Eritrea Jails 16 for Watching Home Video

Monday, March 21, 2005

U.S. Touts Diplomatic Progress on Religious Freedom Issues

Special to Compass Direct

LOS ANGELES, March 18 (Compass) -- Last Sunday evening, Eritrean security police arrested 16 Protestants for watching a Christian video together in a church member’s home in the town of Adi-Kibe.

Although the group of evangelical Christians gathered on March 13 were not engaged in singing, praying or teaching activities, the 16 members of Kale Hiwot Church were all arrested and put under custody at the local police station.

On Monday, two older women in the group were released after paying fines of 150 nakfa (approximately $12) each and listening to “severe admonitions” from local security police, according to sources.

The other 14 remain jailed at the Adi-Kibe police station although no official charges have been filed against them.

News of this latest arrest came just as the Bush administration requested the U.S. Congress to extend a six-month deadline against Eritrea, Vietnam and Saudi Arabia which expired March 15.

As one of three new countries added to the U.S. State Department’s list of “countries of particular concern” last September 15 for its flagrant violations of religious freedom, Eritrea is required to demonstrate its commitment to tolerance of all religions or face statutory sanctions.

“We’ve been actively engaged with all three in working for improvements in respect for religious freedom in those countries,” State Department spokesman Adam Ereli told reporters March 15. “We’ve made some important progress.”

Although Ereli gave no specifics, he stated, “We are close to arrangements that respond to issues raised in the report.” He indicated that he expected “decisions to be finalized and announced in the next few weeks.”

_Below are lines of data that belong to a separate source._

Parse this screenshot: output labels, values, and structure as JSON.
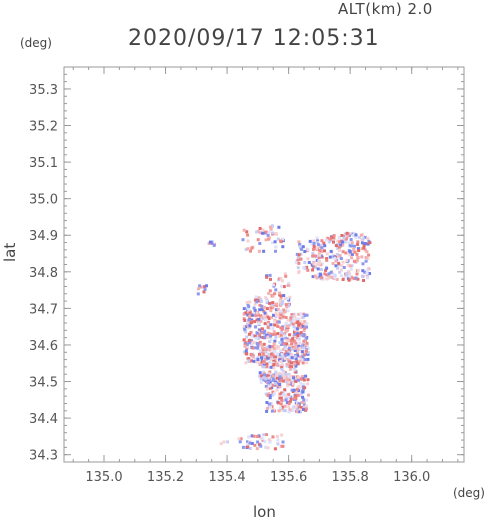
{
  "chart_data": {
    "type": "scatter",
    "header": {
      "altitude": "ALT(km) 2.0",
      "timestamp": "2020/09/17 12:05:31"
    },
    "xlabel": "lon",
    "ylabel": "lat",
    "x_unit": "(deg)",
    "y_unit": "(deg)",
    "xlim": [
      134.87,
      136.17
    ],
    "ylim": [
      34.28,
      35.36
    ],
    "x_ticks": [
      135.0,
      135.2,
      135.4,
      135.6,
      135.8,
      136.0
    ],
    "x_tick_labels": [
      "135.0",
      "135.2",
      "135.4",
      "135.6",
      "135.8",
      "136.0"
    ],
    "y_ticks": [
      34.3,
      34.4,
      34.5,
      34.6,
      34.7,
      34.8,
      34.9,
      35.0,
      35.1,
      35.2,
      35.3
    ],
    "y_tick_labels": [
      "34.3",
      "34.4",
      "34.5",
      "34.6",
      "34.7",
      "34.8",
      "34.9",
      "35.0",
      "35.1",
      "35.2",
      "35.3"
    ],
    "grid": false,
    "colors": {
      "positive": "#e05050",
      "negative": "#5060e0",
      "axis": "#9a9a9a",
      "text": "#444444"
    },
    "clusters": [
      {
        "lon": [
          135.45,
          135.66
        ],
        "lat": [
          34.55,
          34.69
        ],
        "density": 0.8
      },
      {
        "lon": [
          135.5,
          135.62
        ],
        "lat": [
          34.5,
          34.58
        ],
        "density": 0.8
      },
      {
        "lon": [
          135.52,
          135.66
        ],
        "lat": [
          34.42,
          34.52
        ],
        "density": 0.7
      },
      {
        "lon": [
          135.45,
          135.6
        ],
        "lat": [
          34.69,
          34.74
        ],
        "density": 0.6
      },
      {
        "lon": [
          135.67,
          135.86
        ],
        "lat": [
          34.78,
          34.91
        ],
        "density": 0.5
      },
      {
        "lon": [
          135.62,
          135.7
        ],
        "lat": [
          34.8,
          34.89
        ],
        "density": 0.4
      },
      {
        "lon": [
          135.44,
          135.58
        ],
        "lat": [
          34.86,
          34.93
        ],
        "density": 0.25
      },
      {
        "lon": [
          135.43,
          135.58
        ],
        "lat": [
          34.32,
          34.36
        ],
        "density": 0.4
      },
      {
        "lon": [
          135.52,
          135.6
        ],
        "lat": [
          34.71,
          34.8
        ],
        "density": 0.25
      },
      {
        "lon": [
          135.33,
          135.36
        ],
        "lat": [
          34.87,
          34.89
        ],
        "density": 0.5
      },
      {
        "lon": [
          135.3,
          135.33
        ],
        "lat": [
          34.74,
          34.77
        ],
        "density": 0.5
      },
      {
        "lon": [
          135.37,
          135.4
        ],
        "lat": [
          34.33,
          34.34
        ],
        "density": 0.5
      }
    ]
  }
}
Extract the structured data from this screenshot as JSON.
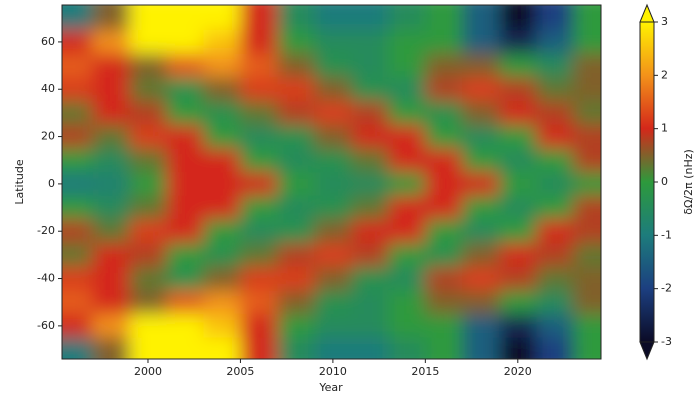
{
  "chart_data": {
    "type": "heatmap",
    "xlabel": "Year",
    "ylabel": "Latitude",
    "colorbar_label": "δΩ/2π (nHz)",
    "x": [
      1996,
      1998,
      2000,
      2002,
      2004,
      2006,
      2008,
      2010,
      2012,
      2014,
      2016,
      2018,
      2020,
      2022,
      2024
    ],
    "y": [
      70,
      60,
      50,
      40,
      30,
      20,
      10,
      0,
      -10,
      -20,
      -30,
      -40,
      -50,
      -60,
      -70
    ],
    "z": [
      [
        -1,
        0.5,
        3,
        3,
        3,
        1,
        -0.5,
        -1,
        -1,
        -0.5,
        0,
        -1.5,
        -3,
        -2,
        0
      ],
      [
        1,
        2,
        3,
        3,
        2.5,
        1,
        0,
        -0.5,
        -0.5,
        0,
        0,
        -1.5,
        -2.5,
        -1.5,
        0
      ],
      [
        1.5,
        1,
        0.5,
        1.5,
        2,
        1.5,
        0.5,
        -0.3,
        -0.5,
        0,
        0.5,
        0.5,
        0,
        -0.5,
        0.5
      ],
      [
        1.2,
        1,
        0.3,
        -0.3,
        0.5,
        1.2,
        1.2,
        0.5,
        -0.3,
        -0.5,
        0.8,
        1.2,
        0.8,
        0.3,
        0.5
      ],
      [
        0.3,
        1,
        0.8,
        0,
        -0.3,
        0.3,
        0.8,
        1.2,
        0.8,
        0,
        -0.3,
        0.5,
        1,
        0.8,
        0.3
      ],
      [
        0.8,
        0.3,
        1.2,
        1,
        0,
        -0.5,
        -0.3,
        0.5,
        1,
        1,
        0,
        -0.5,
        0,
        1,
        0.8
      ],
      [
        0,
        -0.5,
        0.3,
        1,
        1,
        0,
        -0.5,
        -0.3,
        0.3,
        1,
        1,
        0,
        -0.5,
        0,
        0.8
      ],
      [
        -1,
        -0.8,
        0,
        1,
        1,
        1,
        0,
        -0.5,
        -0.5,
        0,
        1,
        1,
        0,
        -0.5,
        0
      ],
      [
        0,
        -0.5,
        0.3,
        1,
        1,
        0,
        -0.5,
        -0.3,
        0.3,
        1,
        1,
        0,
        -0.5,
        0,
        0.8
      ],
      [
        0.8,
        0.3,
        1.2,
        1,
        0,
        -0.5,
        -0.3,
        0.5,
        1,
        1,
        0,
        -0.5,
        0,
        1,
        0.8
      ],
      [
        0.3,
        1,
        0.8,
        0,
        -0.3,
        0.3,
        0.8,
        1.2,
        0.8,
        0,
        -0.3,
        0.5,
        1,
        0.8,
        0.3
      ],
      [
        1.2,
        1,
        0.3,
        -0.3,
        0.5,
        1.2,
        1.2,
        0.5,
        -0.3,
        -0.5,
        0.8,
        1.2,
        0.8,
        0.3,
        0.5
      ],
      [
        1.5,
        1,
        0.5,
        1.5,
        2,
        1.5,
        0.5,
        -0.3,
        -0.5,
        0,
        0.5,
        0.5,
        0,
        -0.5,
        0.5
      ],
      [
        1,
        2,
        3,
        3,
        2.5,
        1,
        0,
        -0.5,
        -0.5,
        0,
        0,
        -1.5,
        -2.5,
        -1.5,
        0
      ],
      [
        -1,
        0.5,
        3,
        3,
        3,
        1,
        -0.5,
        -1,
        -1,
        -0.5,
        0,
        -1.5,
        -3,
        -2,
        0
      ]
    ],
    "xlim": [
      1995.35,
      2024.5
    ],
    "ylim": [
      -74,
      75.6
    ],
    "xticks": [
      2000,
      2005,
      2010,
      2015,
      2020
    ],
    "yticks": [
      60,
      40,
      20,
      0,
      -20,
      -40,
      -60
    ],
    "clim": [
      -3,
      3
    ],
    "cticks": [
      -3,
      -2,
      -1,
      0,
      1,
      2,
      3
    ],
    "colors": [
      "#0b0b26",
      "#1c3f80",
      "#1d7c7c",
      "#2d9a3c",
      "#d4281a",
      "#f3921a",
      "#fff200"
    ]
  }
}
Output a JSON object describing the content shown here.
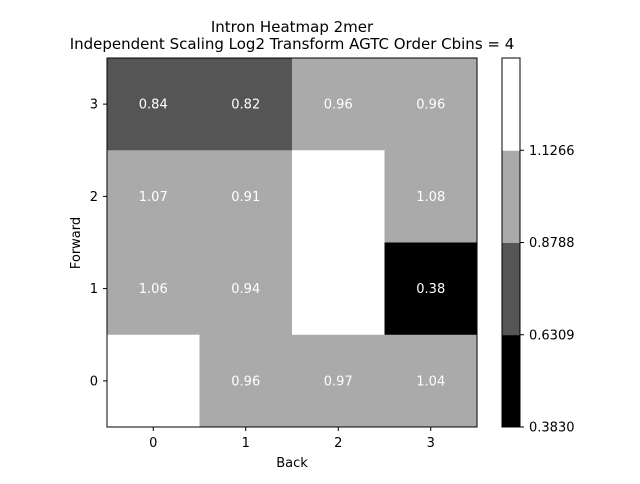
{
  "chart_data": {
    "type": "heatmap",
    "title": "Intron Heatmap 2mer",
    "subtitle": "Independent Scaling Log2 Transform AGTC Order Cbins = 4",
    "xlabel": "Back",
    "ylabel": "Forward",
    "x_ticks": [
      "0",
      "1",
      "2",
      "3"
    ],
    "y_ticks": [
      "0",
      "1",
      "2",
      "3"
    ],
    "cells": [
      {
        "x": 0,
        "y": 3,
        "label": "0.84",
        "bin": 1
      },
      {
        "x": 1,
        "y": 3,
        "label": "0.82",
        "bin": 1
      },
      {
        "x": 2,
        "y": 3,
        "label": "0.96",
        "bin": 2
      },
      {
        "x": 3,
        "y": 3,
        "label": "0.96",
        "bin": 2
      },
      {
        "x": 0,
        "y": 2,
        "label": "1.07",
        "bin": 2
      },
      {
        "x": 1,
        "y": 2,
        "label": "0.91",
        "bin": 2
      },
      {
        "x": 2,
        "y": 2,
        "label": "",
        "bin": 3
      },
      {
        "x": 3,
        "y": 2,
        "label": "1.08",
        "bin": 2
      },
      {
        "x": 0,
        "y": 1,
        "label": "1.06",
        "bin": 2
      },
      {
        "x": 1,
        "y": 1,
        "label": "0.94",
        "bin": 2
      },
      {
        "x": 2,
        "y": 1,
        "label": "",
        "bin": 3
      },
      {
        "x": 3,
        "y": 1,
        "label": "0.38",
        "bin": 0
      },
      {
        "x": 0,
        "y": 0,
        "label": "",
        "bin": 3
      },
      {
        "x": 1,
        "y": 0,
        "label": "0.96",
        "bin": 2
      },
      {
        "x": 2,
        "y": 0,
        "label": "0.97",
        "bin": 2
      },
      {
        "x": 3,
        "y": 0,
        "label": "1.04",
        "bin": 2
      }
    ],
    "bin_colors": [
      "#000000",
      "#555555",
      "#aaaaaa",
      "#ffffff"
    ],
    "colorbar": {
      "ticks": [
        "0.3830",
        "0.6309",
        "0.8788",
        "1.1266"
      ]
    },
    "legend": "colorbar-right",
    "grid": false
  }
}
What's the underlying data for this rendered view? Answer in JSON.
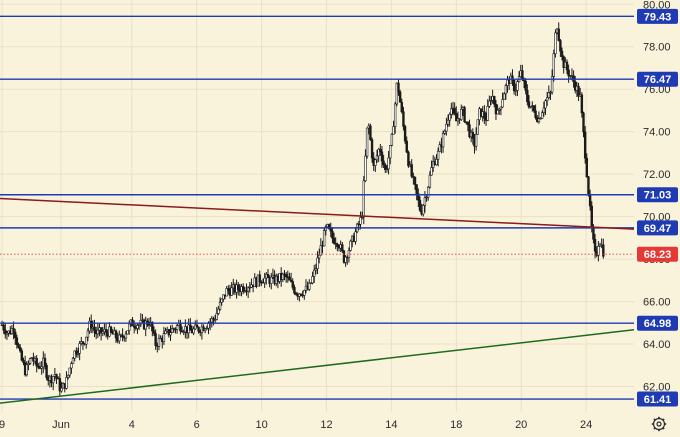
{
  "chart_data": {
    "type": "candlestick",
    "ylim": [
      60.8,
      80.2
    ],
    "y_ticks": [
      62,
      64,
      66,
      68,
      70,
      72,
      74,
      76,
      78,
      80
    ],
    "y_tick_labels": [
      "62.00",
      "64.00",
      "66.00",
      "68.00",
      "70.00",
      "72.00",
      "74.00",
      "76.00",
      "78.00",
      "80.00"
    ],
    "x_range": [
      0,
      50
    ],
    "x_ticks": [
      {
        "x": 0,
        "label": "9"
      },
      {
        "x": 5,
        "label": "Jun"
      },
      {
        "x": 11,
        "label": "4"
      },
      {
        "x": 16.5,
        "label": "6"
      },
      {
        "x": 22,
        "label": "10"
      },
      {
        "x": 27.5,
        "label": "12"
      },
      {
        "x": 33,
        "label": "14"
      },
      {
        "x": 38.5,
        "label": "18"
      },
      {
        "x": 44,
        "label": "20"
      },
      {
        "x": 49.5,
        "label": "24"
      }
    ],
    "close_path": [
      [
        0,
        64.9
      ],
      [
        0.5,
        64.5
      ],
      [
        1,
        64.8
      ],
      [
        1.5,
        63.5
      ],
      [
        2,
        62.7
      ],
      [
        2.5,
        63.4
      ],
      [
        3,
        62.9
      ],
      [
        3.5,
        63.1
      ],
      [
        4,
        62.3
      ],
      [
        4.5,
        62.6
      ],
      [
        5,
        61.8
      ],
      [
        5.5,
        62.3
      ],
      [
        6,
        63.5
      ],
      [
        7,
        64.2
      ],
      [
        7.5,
        65.0
      ],
      [
        8,
        64.5
      ],
      [
        9,
        64.6
      ],
      [
        10,
        64.2
      ],
      [
        11,
        65.0
      ],
      [
        12,
        64.9
      ],
      [
        12.5,
        65.1
      ],
      [
        13,
        64.0
      ],
      [
        14,
        64.5
      ],
      [
        15,
        64.9
      ],
      [
        16,
        64.6
      ],
      [
        17,
        64.8
      ],
      [
        18,
        65.2
      ],
      [
        19,
        66.5
      ],
      [
        20,
        66.6
      ],
      [
        21,
        66.8
      ],
      [
        22,
        67.1
      ],
      [
        23,
        67.0
      ],
      [
        24,
        67.2
      ],
      [
        25,
        66.4
      ],
      [
        26,
        66.6
      ],
      [
        26.5,
        67.4
      ],
      [
        27,
        68.5
      ],
      [
        27.5,
        69.5
      ],
      [
        28,
        69.0
      ],
      [
        28.5,
        68.8
      ],
      [
        29,
        68.0
      ],
      [
        29.5,
        68.6
      ],
      [
        30,
        69.3
      ],
      [
        30.5,
        70.0
      ],
      [
        31,
        74.6
      ],
      [
        31.5,
        72.3
      ],
      [
        32,
        73.3
      ],
      [
        32.5,
        72.1
      ],
      [
        33,
        73.4
      ],
      [
        33.5,
        76.4
      ],
      [
        34,
        74.3
      ],
      [
        34.5,
        72.4
      ],
      [
        35,
        71.3
      ],
      [
        35.5,
        70.2
      ],
      [
        36,
        71.2
      ],
      [
        36.5,
        72.5
      ],
      [
        37,
        73.0
      ],
      [
        37.5,
        74.0
      ],
      [
        38,
        75.2
      ],
      [
        38.5,
        74.5
      ],
      [
        39,
        75.0
      ],
      [
        39.5,
        74.2
      ],
      [
        40,
        73.3
      ],
      [
        40.5,
        75.0
      ],
      [
        41,
        74.6
      ],
      [
        41.5,
        75.8
      ],
      [
        42,
        74.8
      ],
      [
        42.5,
        75.8
      ],
      [
        43,
        76.5
      ],
      [
        43.5,
        76.0
      ],
      [
        44,
        76.8
      ],
      [
        44.5,
        75.5
      ],
      [
        45,
        75.0
      ],
      [
        45.5,
        74.6
      ],
      [
        46,
        75.4
      ],
      [
        46.5,
        75.8
      ],
      [
        47,
        79.2
      ],
      [
        47.5,
        77.3
      ],
      [
        48,
        76.8
      ],
      [
        48.5,
        76.3
      ],
      [
        49,
        75.6
      ],
      [
        49.5,
        72.5
      ],
      [
        50,
        69.2
      ],
      [
        50.3,
        68.0
      ],
      [
        50.6,
        69.0
      ],
      [
        51,
        68.3
      ]
    ],
    "horizontal_levels": [
      {
        "value": 79.43,
        "label": "79.43",
        "color": "#1f3bb3"
      },
      {
        "value": 76.47,
        "label": "76.47",
        "color": "#1f3bb3"
      },
      {
        "value": 71.03,
        "label": "71.03",
        "color": "#1f3bb3"
      },
      {
        "value": 69.47,
        "label": "69.47",
        "color": "#1f3bb3"
      },
      {
        "value": 64.98,
        "label": "64.98",
        "color": "#1f3bb3"
      },
      {
        "value": 61.41,
        "label": "61.41",
        "color": "#1f3bb3"
      }
    ],
    "current_price": {
      "value": 68.23,
      "label": "68.23",
      "color": "#e53935"
    },
    "trendlines": [
      {
        "name": "resistance-trendline",
        "color": "#8b1a1a",
        "from": [
          -2,
          70.9
        ],
        "to": [
          54,
          69.4
        ]
      },
      {
        "name": "support-trendline",
        "color": "#1e6b1e",
        "from": [
          -2,
          61.1
        ],
        "to": [
          54,
          64.7
        ]
      }
    ]
  },
  "colors": {
    "background": "#faf3dc",
    "grid": "#e9e1c6",
    "candles": "#1a1a1a",
    "axis_text": "#2b2b2b"
  },
  "icons": {
    "settings": "gear-icon"
  }
}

The small northeast Africa nation has publicly denied ever-increasing reports over the past three years of a harsh, government-instituted crackdown against members of its independent Protestant churches.

All places of worship not linked with the country’s four officially recognized religions (Orthodox Christian, Catholic, Lutheran and Muslim) were ruled illegal by presidential decree in May 2002, with their adherents forbidden to worship in their homes.

Three prominent Protestant pastors have been held incommunicado since their arrest 10 months ago, with the Eritrean government refusing to file charges against them or bring them to court.

During the first 10 weeks of this year alone, a total of 230 Christians have been subjected to police arrest and imprisonment in 10 separate incidents confirmed in Asmara, Barentu, Adi-Tekelzan, Keren, and now Adi-Kibe.

Arrested Professor Released on Bail

Meanwhile, Compass has confirmed that nearly a month after his arrest, Prof. Senere Zaid was released by security police authorities and allowed to return home to his wife and children on February 28.

A member of the Living God Church in Asmara, Zaid was arrested on February 3 after police discovered his name on the rental contract of a facility for worship used by the Kidane Mehrete revival group.

Zaid was released on bail, reportedly under severe warnings if he participated in any more evangelical Christian activities in the future. No terms of the bail were known, nor whether any charges have been filed against him.

An agriculture professor at Asmara’s Eritrea University where he specializes in erosion and soil and water conservation, Zaid is completing his Ph.D. studies at the University of Wageningen in Holland.